You can use npm packages in your Mikro.js projects. When you build or deploy, the CLI traces your imports and copies everything your code needs to the device, including dependencies from node_modules.

ts
import prettyMs from 'pretty-ms'

console.log(prettyMs(123456)) // "2m 3.5s"

This works because pretty-ms is a pure JavaScript ESM package with no platform dependencies.

What works

Packages that meet all of these criteria:

  • ESM: the package uses ES modules ("type": "module" in its package.json, or .mjs files)
  • Pure JS/TS: no native addons (C++, Rust, WASM)
  • No Node.js APIs: doesn't import from node:fs, node:path, node:crypto, or other Node.js built-in modules
  • No browser APIs: doesn't use window, document, DOM, Web Workers, etc.

In practice, this means small utility libraries, parsers, formatters, and similar "platform-agnostic" packages can work, as long as they are no more than a few kilobytes.

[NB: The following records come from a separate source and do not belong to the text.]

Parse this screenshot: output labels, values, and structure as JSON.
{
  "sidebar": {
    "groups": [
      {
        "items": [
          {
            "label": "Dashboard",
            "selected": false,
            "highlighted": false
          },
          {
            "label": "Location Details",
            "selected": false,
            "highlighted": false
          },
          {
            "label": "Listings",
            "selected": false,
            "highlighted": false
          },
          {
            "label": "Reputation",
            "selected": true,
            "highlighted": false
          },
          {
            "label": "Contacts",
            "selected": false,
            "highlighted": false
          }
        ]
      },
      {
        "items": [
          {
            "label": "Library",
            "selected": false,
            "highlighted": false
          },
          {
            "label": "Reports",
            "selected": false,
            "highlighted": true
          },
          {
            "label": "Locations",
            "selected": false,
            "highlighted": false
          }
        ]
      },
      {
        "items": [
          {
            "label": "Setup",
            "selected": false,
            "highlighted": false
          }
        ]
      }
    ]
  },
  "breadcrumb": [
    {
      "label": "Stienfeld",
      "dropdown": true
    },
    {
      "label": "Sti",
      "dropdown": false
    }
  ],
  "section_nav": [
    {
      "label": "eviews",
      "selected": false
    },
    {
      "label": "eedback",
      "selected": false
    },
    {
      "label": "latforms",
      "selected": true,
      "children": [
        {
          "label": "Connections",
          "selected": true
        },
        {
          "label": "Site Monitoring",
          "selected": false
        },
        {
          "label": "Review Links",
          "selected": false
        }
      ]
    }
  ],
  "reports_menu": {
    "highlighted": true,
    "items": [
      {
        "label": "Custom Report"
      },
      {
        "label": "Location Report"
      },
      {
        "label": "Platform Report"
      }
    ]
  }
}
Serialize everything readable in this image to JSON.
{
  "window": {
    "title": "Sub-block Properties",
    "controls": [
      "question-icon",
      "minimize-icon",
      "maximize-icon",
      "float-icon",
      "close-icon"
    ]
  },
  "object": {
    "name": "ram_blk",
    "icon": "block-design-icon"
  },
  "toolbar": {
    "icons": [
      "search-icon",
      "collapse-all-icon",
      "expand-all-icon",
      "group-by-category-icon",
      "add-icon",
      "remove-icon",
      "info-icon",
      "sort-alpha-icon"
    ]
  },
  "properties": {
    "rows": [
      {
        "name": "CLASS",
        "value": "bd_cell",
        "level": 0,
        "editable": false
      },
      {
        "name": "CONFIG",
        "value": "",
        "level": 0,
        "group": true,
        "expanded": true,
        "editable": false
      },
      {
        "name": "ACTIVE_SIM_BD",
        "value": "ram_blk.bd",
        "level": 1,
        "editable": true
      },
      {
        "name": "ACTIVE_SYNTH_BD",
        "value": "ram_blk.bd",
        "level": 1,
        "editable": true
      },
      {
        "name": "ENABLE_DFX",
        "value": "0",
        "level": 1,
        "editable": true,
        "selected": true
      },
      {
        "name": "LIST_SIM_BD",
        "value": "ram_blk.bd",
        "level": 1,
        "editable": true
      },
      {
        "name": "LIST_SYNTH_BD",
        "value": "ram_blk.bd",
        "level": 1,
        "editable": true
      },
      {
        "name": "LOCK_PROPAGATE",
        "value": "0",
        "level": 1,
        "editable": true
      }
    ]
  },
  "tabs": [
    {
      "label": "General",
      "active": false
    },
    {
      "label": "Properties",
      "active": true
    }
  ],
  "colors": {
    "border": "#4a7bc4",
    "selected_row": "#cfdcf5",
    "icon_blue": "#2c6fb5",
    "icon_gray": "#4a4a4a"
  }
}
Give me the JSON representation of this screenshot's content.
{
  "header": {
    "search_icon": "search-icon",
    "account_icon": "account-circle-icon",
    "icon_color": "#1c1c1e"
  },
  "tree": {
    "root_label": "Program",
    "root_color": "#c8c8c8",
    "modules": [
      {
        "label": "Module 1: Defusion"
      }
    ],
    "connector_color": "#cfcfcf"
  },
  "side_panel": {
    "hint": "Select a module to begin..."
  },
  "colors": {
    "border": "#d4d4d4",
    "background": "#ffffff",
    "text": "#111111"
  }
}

For example, pretty-ms works because it's a small, pure JavaScript ESM package with no platform-specific dependencies.

How it works under the hood

Unlike traditional bundlers (webpack, esbuild), Mikro.js does not bundle your code into a single file. Instead:

  1. The CLI traces your import graph starting from your entry file (app/main.ts)
  2. Every imported file is discovered, including files inside node_modules
  3. All discovered files are copied to a build directory, preserving the directory structure
  4. Files are minified and optionally compiled to QuickJS bytecode
  5. The entire build directory is deployed to the device's filesystem

This means each imported npm package adds files to the device's flash storage. The device's ES module loader resolves imports at runtime using the same package.json exports field that Node.js uses.

Memory considerations

Every package you import adds to your program's memory footprint. On an ESP32 with 80-150KB of free heap, this matters.

  • Prefer small, focused packages over large utility libraries. Many popular npm packages are designed for servers or browsers and are simply too large for a microcontroller.
  • Check memoryUsage() after importing a package to understand its impact
  • When in doubt, vendor the specific function you need instead of pulling in a whole package

Tips

  • Check the package's package.json for "type": "module" before installing. If it's missing, the package is likely CommonJS.
  • Read the package's dependencies. Even if a package looks pure, it might depend on something that uses Node.js APIs.
  • Test with mikro sim before deploying to device. If a package fails in the simulator, it will also fail on device.
  • Consider vendoring small utilities. If you only need one function from a package, copying that function into your project avoids the overhead of an entire dependency tree.